Cette fois-ci, nous revenons sur deux des dernières oeuvres de Jacobs parues respectivement en 2017 et 2019 (They live in me et Baby in the boneyard).

Ce qui nous marque à prime abord avec le travail de Jesse Jacobs, c’est son style graphique très précis et jouant avec diverses géométries pour nous faire apparaître des personnages, des monstres ou des objets du quotidien, comme si chaque entité était à la fois habitée par plusieurs autres entités, ou encore comme si chaque entité vibrait d’énergies ancestrales.

Dans They live in me, le récit nous amène à suivre un couple désirant se trouver un nouveau chez soi. Invités par l’agente immobilière, ielles parcourt la maison et imaginent leur futur. Mais les récits se superposent et au fil des cases, le couple vieillit, accouche d’un enfant et le voit grandir. Seule l’agente ne semble pas vieillir d’une seconde. La superposition du quotidien et du fantastique fonctionne ici à merveille et nous permet de fracturer l’espace-temps pour accéder à une interprétation plus profonde de l’engagement, mais aussi du piège potentiel qu’il peut représenter.

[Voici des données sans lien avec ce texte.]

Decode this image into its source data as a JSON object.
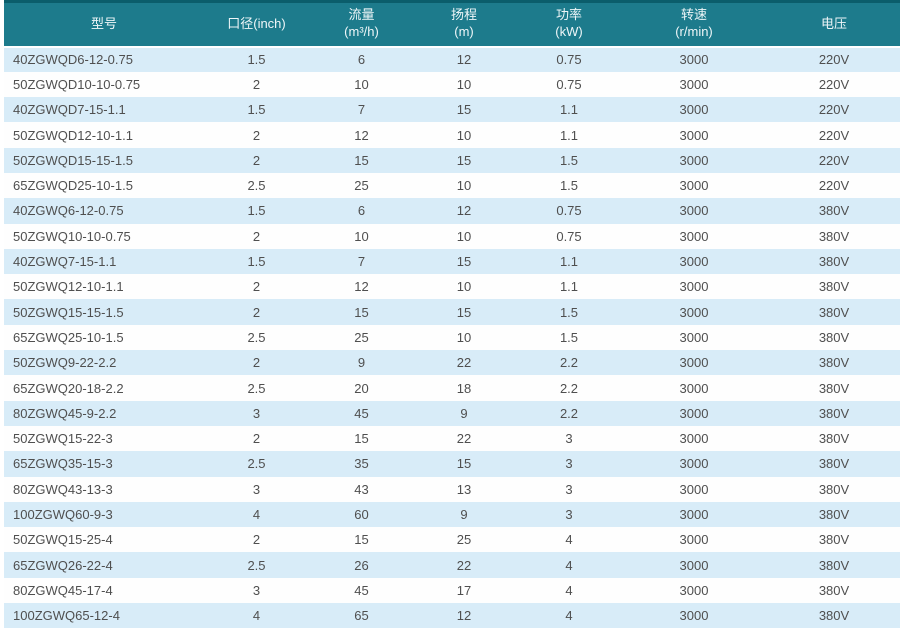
{
  "chart_data": {
    "type": "table",
    "columns": [
      {
        "title": "型号",
        "unit": ""
      },
      {
        "title": "口径(inch)",
        "unit": ""
      },
      {
        "title": "流量",
        "unit": "(m³/h)"
      },
      {
        "title": "扬程",
        "unit": "(m)"
      },
      {
        "title": "功率",
        "unit": "(kW)"
      },
      {
        "title": "转速",
        "unit": "(r/min)"
      },
      {
        "title": "电压",
        "unit": ""
      }
    ],
    "rows": [
      [
        "40ZGWQD6-12-0.75",
        "1.5",
        "6",
        "12",
        "0.75",
        "3000",
        "220V"
      ],
      [
        "50ZGWQD10-10-0.75",
        "2",
        "10",
        "10",
        "0.75",
        "3000",
        "220V"
      ],
      [
        "40ZGWQD7-15-1.1",
        "1.5",
        "7",
        "15",
        "1.1",
        "3000",
        "220V"
      ],
      [
        "50ZGWQD12-10-1.1",
        "2",
        "12",
        "10",
        "1.1",
        "3000",
        "220V"
      ],
      [
        "50ZGWQD15-15-1.5",
        "2",
        "15",
        "15",
        "1.5",
        "3000",
        "220V"
      ],
      [
        "65ZGWQD25-10-1.5",
        "2.5",
        "25",
        "10",
        "1.5",
        "3000",
        "220V"
      ],
      [
        "40ZGWQ6-12-0.75",
        "1.5",
        "6",
        "12",
        "0.75",
        "3000",
        "380V"
      ],
      [
        "50ZGWQ10-10-0.75",
        "2",
        "10",
        "10",
        "0.75",
        "3000",
        "380V"
      ],
      [
        "40ZGWQ7-15-1.1",
        "1.5",
        "7",
        "15",
        "1.1",
        "3000",
        "380V"
      ],
      [
        "50ZGWQ12-10-1.1",
        "2",
        "12",
        "10",
        "1.1",
        "3000",
        "380V"
      ],
      [
        "50ZGWQ15-15-1.5",
        "2",
        "15",
        "15",
        "1.5",
        "3000",
        "380V"
      ],
      [
        "65ZGWQ25-10-1.5",
        "2.5",
        "25",
        "10",
        "1.5",
        "3000",
        "380V"
      ],
      [
        "50ZGWQ9-22-2.2",
        "2",
        "9",
        "22",
        "2.2",
        "3000",
        "380V"
      ],
      [
        "65ZGWQ20-18-2.2",
        "2.5",
        "20",
        "18",
        "2.2",
        "3000",
        "380V"
      ],
      [
        "80ZGWQ45-9-2.2",
        "3",
        "45",
        "9",
        "2.2",
        "3000",
        "380V"
      ],
      [
        "50ZGWQ15-22-3",
        "2",
        "15",
        "22",
        "3",
        "3000",
        "380V"
      ],
      [
        "65ZGWQ35-15-3",
        "2.5",
        "35",
        "15",
        "3",
        "3000",
        "380V"
      ],
      [
        "80ZGWQ43-13-3",
        "3",
        "43",
        "13",
        "3",
        "3000",
        "380V"
      ],
      [
        "100ZGWQ60-9-3",
        "4",
        "60",
        "9",
        "3",
        "3000",
        "380V"
      ],
      [
        "50ZGWQ15-25-4",
        "2",
        "15",
        "25",
        "4",
        "3000",
        "380V"
      ],
      [
        "65ZGWQ26-22-4",
        "2.5",
        "26",
        "22",
        "4",
        "3000",
        "380V"
      ],
      [
        "80ZGWQ45-17-4",
        "3",
        "45",
        "17",
        "4",
        "3000",
        "380V"
      ],
      [
        "100ZGWQ65-12-4",
        "4",
        "65",
        "12",
        "4",
        "3000",
        "380V"
      ]
    ]
  },
  "colors": {
    "header_bg": "#1d7b8c",
    "header_top_border": "#0b5d6b",
    "header_text": "#eef6f8",
    "row_alt_bg": "#d8ecf8",
    "row_bg": "#fefefe",
    "body_text": "#4f4f4f"
  }
}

Dans Baby in the boneyard, nous suivons un nourrisson apparemment abandonné dans une lande désolée, recueilli par un troupeau de bêtes plus qu’étranges. L’histoire, narrée par le protagoniste, nous plonge dans le ressenti du bébé et de son expérience sensorielle. Bien qu’en apparence terrifiante, ces bêtes font malgré tout ce qu’elles peuvent pour prendre soin du bébé. Mais ne connaissant pas les besoins essentiels d’un nourrisson humain, ces bêtes lui font parfois plus de tord que de bien. Malgré le milieu hostile dans lequel le bébé évolue, on ne peut que prendre ces espèces sauvages en pitié, débordant d’ignorance et de maladresse. L’humain grandit à travers un univers qui est à l’opposé de celui dans lequel il devrait évoluer. Il comprend comment vivent ces animaux. La reproduction n’existe pas au sens propre : les bêtes se séparent en deux de manière exponentielle jusqu’à atteindre une capacité maximale ( »tout dans la nature a ses limites »), avant se de résorber jusqu’à une entité unique. Elles possèdent certains traits que nous reconnaissons chez les humains ( »au fur et à mesure qu’elles devenaient plus nombreuses, elles semblaient devenir également plus joyeuses et agitées, comme si elles appréciaient la présence des autres »). Rappelant parfois l’histoire du Livre de la jungle de Rudyard Kipling, Baby in the boneyard y ajoute une couche philosophique et métaphysique.

Avec ces deux livres, Jesse Jacobs poursuit son exploration tant au niveau graphique que narratif. Les amateurs.trices de romans graphiques qui ne le connaissent pas encore seront probablement ravi.es de tomber dans son univers étourdissant, prenant et fantastique.

Pour ceux.celles qui le connaissent déjà et affectionnent son travail, sachez que Jesse Jacobs a travaillé sur le jeu-vidéo Spinch, sorti en septembre 2020. Le jeu est disponible sur Steam (pour Mac et PC) ainsi que le E-shop de la Nintendo Switch.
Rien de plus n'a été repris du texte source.